Generally, a contract of employment will have both express and implied obligations to ensure the employer’s confidence. In Deta Nominees Pty Ltd v Viscount Plastic Products Pty Ltd [1979] VR 167, Fullagar J said that express and implied contractual obligations protecting confidential information of the employer will (at 190), “depend for their existence and their attributes solely upon the law of contract. They are obligations at common law, although of course equity may act in their enforcement if the ordinary conditions for equity’s intervention are met.”
Although a request to perform acts beyond the function and contractual appointment may not need to be obeyed by the employee, there are a number of matters that may not be specified in the contract of employment. The existence of the managerial prerogative provides scope for the employer to give directions to an employee that must be obeyed. However, the orders must be reasonable, as was noted by Dixon J in R v Darling Island Stevedoring and Lighter; ex parte Halliday and Sullivan (1948) 60 CLR 601 where his Honour said (at 601-622):
“If a command relates to the subject matter of the employment and involves no illegality, the obligation of the servant to obey it depends at common law upon it being reasonable… what is reasonable is not…determined…in vacuo. The nature of the employment, the established usages affecting it, the common practices which exist and the general provisions of the instrument, in this case an award, governing the relationship, supply considerations by which the determination of what is reasonable must be controlled.”

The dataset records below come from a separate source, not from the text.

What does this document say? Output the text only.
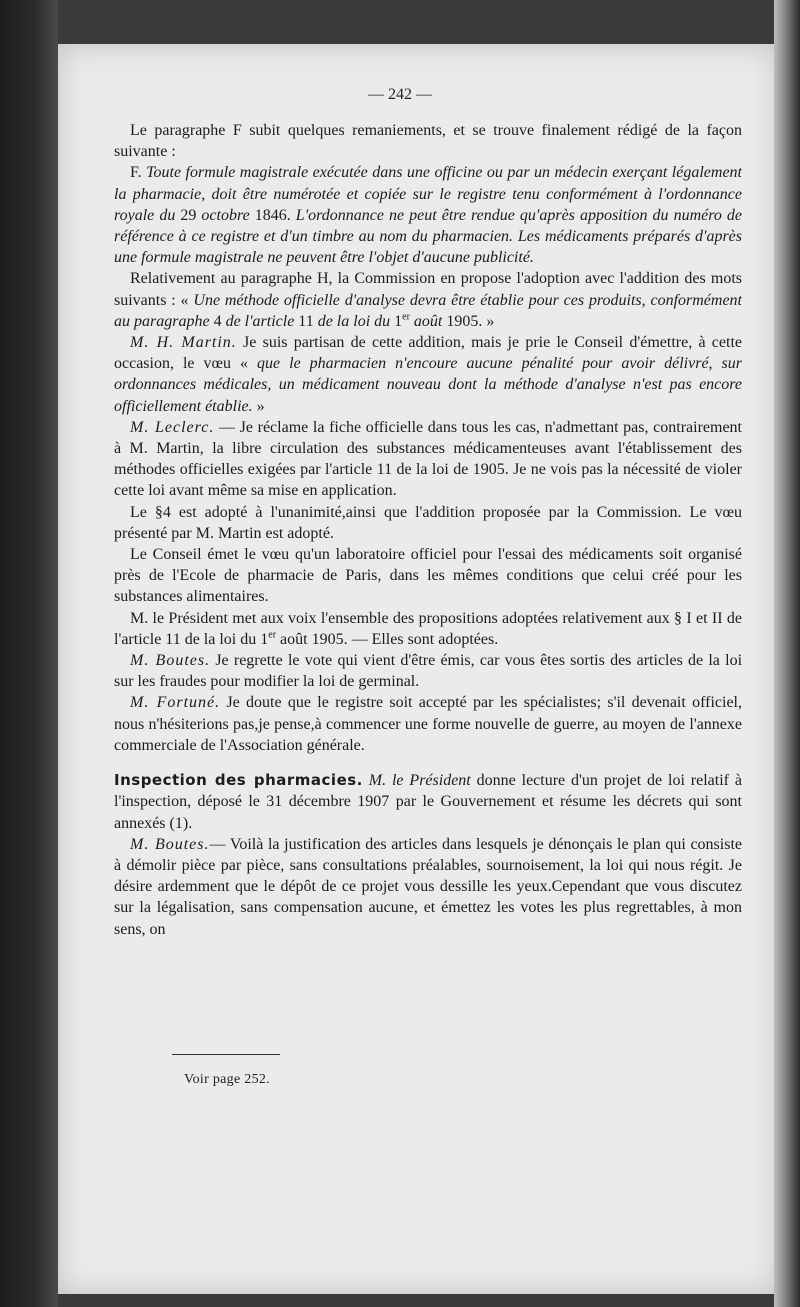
— 242 —

Le paragraphe F subit quelques remaniements, et se trouve finalement rédigé de la façon suivante :

F. Toute formule magistrale exécutée dans une officine ou par un médecin exerçant légalement la pharmacie, doit être numérotée et copiée sur le registre tenu conformément à l'ordonnance royale du 29 octobre 1846. L'ordonnance ne peut être rendue qu'après apposition du numéro de référence à ce registre et d'un timbre au nom du pharmacien. Les médicaments préparés d'après une formule magistrale ne peuvent être l'objet d'aucune publicité.

Relativement au paragraphe H, la Commission en propose l'adoption avec l'addition des mots suivants : « Une méthode officielle d'analyse devra être établie pour ces produits, conformément au paragraphe 4 de l'article 11 de la loi du 1er août 1905. »

M. H. Martin. Je suis partisan de cette addition, mais je prie le Conseil d'émettre, à cette occasion, le vœu « que le pharmacien n'encoure aucune pénalité pour avoir délivré, sur ordonnances médicales, un médicament nouveau dont la méthode d'analyse n'est pas encore officiellement établie. »

M. Leclerc. — Je réclame la fiche officielle dans tous les cas, n'admettant pas, contrairement à M. Martin, la libre circulation des substances médicamenteuses avant l'établissement des méthodes officielles exigées par l'article 11 de la loi de 1905. Je ne vois pas la nécessité de violer cette loi avant même sa mise en application.

Le §4 est adopté à l'unanimité,ainsi que l'addition proposée par la Commission. Le vœu présenté par M. Martin est adopté.

Le Conseil émet le vœu qu'un laboratoire officiel pour l'essai des médicaments soit organisé près de l'Ecole de pharmacie de Paris, dans les mêmes conditions que celui créé pour les substances alimentaires.

M. le Président met aux voix l'ensemble des propositions adoptées relativement aux § I et II de l'article 11 de la loi du 1er août 1905. — Elles sont adoptées.

M. Boutes. Je regrette le vote qui vient d'être émis, car vous êtes sortis des articles de la loi sur les fraudes pour modifier la loi de germinal.

M. Fortuné. Je doute que le registre soit accepté par les spécialistes; s'il devenait officiel, nous n'hésiterions pas,je pense,à commencer une forme nouvelle de guerre, au moyen de l'annexe commerciale de l'Association générale.

Inspection des pharmacies. M. le Président donne lecture d'un projet de loi relatif à l'inspection, déposé le 31 décembre 1907 par le Gouvernement et résume les décrets qui sont annexés (1).

M. Boutes.— Voilà la justification des articles dans lesquels je dénonçais le plan qui consiste à démolir pièce par pièce, sans consultations préalables, sournoisement, la loi qui nous régit. Je désire ardemment que le dépôt de ce projet vous dessille les yeux.Cependant que vous discutez sur la légalisation, sans compensation aucune, et émettez les votes les plus regrettables, à mon sens, on

Voir page 252.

However, determining what is reasonable will be dependent on the facts of each individual case.
In instances where an action of suspension is not available to an employer through contract, award or statute, yet the employer still undertakes such an action against the employee, the action may be considered as a breach of contract and the employee may have the option of terminating the agreement.
An action of suspension that breaches an applicable award may provide the employee an opportunity to seek a remedy through the courts to recover any wages lost during the period of suspension. Additionally, damages for breach of contract may also be a remedy under certain circumstances.

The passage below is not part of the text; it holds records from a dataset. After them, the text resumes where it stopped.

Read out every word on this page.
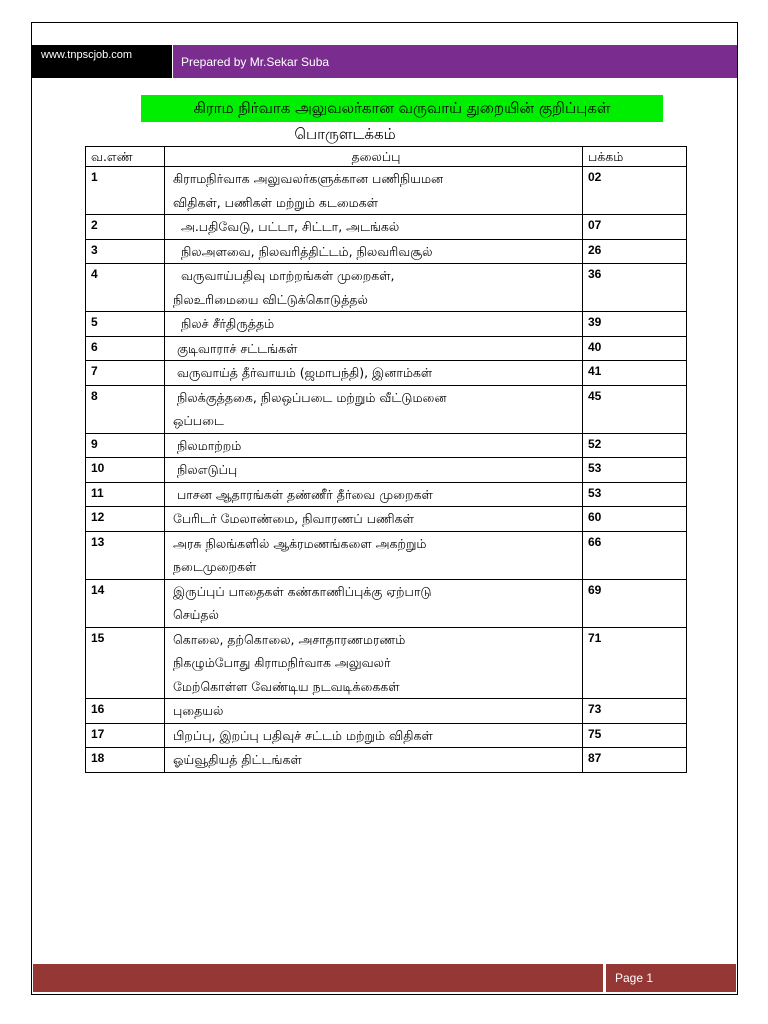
www.tnpscjob.com	Prepared by Mr.Sekar Suba
கிராம நிர்வாக அலுவலர்கான வருவாய் துறையின் குறிப்புகள்
பொருளடக்கம்
வ.எண்	தலைப்பு	பக்கம்
1	கிராமநிர்வாக அலுவலர்களுக்கான பணிநியமன
விதிகள், பணிகள் மற்றும் கடமைகள்	02
2	அ.பதிவேடு, பட்டா, சிட்டா, அடங்கல்	07
3	நிலஅளவை, நிலவரித்திட்டம், நிலவரிவசூல்	26
4	வருவாய்பதிவு மாற்றங்கள் முறைகள்,
நிலஉரிமையை விட்டுக்கொடுத்தல்	36
5	நிலச் சீர்திருத்தம்	39
6	குடிவாராச் சட்டங்கள்	40
7	வருவாய்த் தீர்வாயம் (ஜமாபந்தி), இனாம்கள்	41
8	நிலக்குத்தகை, நிலஒப்படை மற்றும் வீட்டுமனை
ஒப்படை	45
9	நிலமாற்றம்	52
10	நிலஎடுப்பு	53
11	பாசன ஆதாரங்கள் தண்ணீர் தீர்வை முறைகள்	53
12	பேரிடர் மேலாண்மை, நிவாரணப் பணிகள்	60
13	அரசு நிலங்களில் ஆக்ரமணங்களை அகற்றும்
நடைமுறைகள்	66
14	இருப்புப் பாதைகள் கண்காணிப்புக்கு ஏற்பாடு
செய்தல்	69
15	கொலை, தற்கொலை, அசாதாரணமரணம்
நிகழும்போது கிராமநிர்வாக அலுவலர்
மேற்கொள்ள வேண்டிய நடவடிக்கைகள்	71
16	புதையல்	73
17	பிறப்பு, இறப்பு பதிவுச் சட்டம் மற்றும் விதிகள்	75
18	ஓய்வூதியத் திட்டங்கள்	87
Page 1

An employment contract is a legally binding agreement between an employee and their employer. An employment contract can give rise to a conflict in written communication, verbal communication, or a combination of both. The contract will contain all the responsibilities as well as the rights of an employee as well as the employer’s obligations towards the employee.
If one party commits a serious or a fundamental breach of contract either party may bring an employment contract to an immediate end. If such a breach has occurred, it may allow an employee to resign without giving any notice, or an employer to terminate an employee’s contract without paying any notice.
Reasonable notice will depend on the circumstances of each contract. However, some of the factors to keep in mind include the length of service, the salary, the seniority of the position, as well as the length of employment. In some cases reasonable notice can be as long as 12 months so it is therefore important that you seek legal advice about your reasonable notice entitlement.
It is up to your employer to prove that they did not take any adverse action against you as a result of you exercising your workplace right. It is in your best interest to work with an employment lawyer to ensure the best possible outcome.
If it was found that your dismissal was harsh or unjust, your employer may be ordered to reinstate you and pay compensation not exceeding 26 weeks’ pay.
An employee can be considered to be redundant when the employer decides that the employee’s job is no longer necessary. This means that the job will be undertaken by anyone. The job may go for a number of reasons. But the key reason is that the job is no longer to be performed.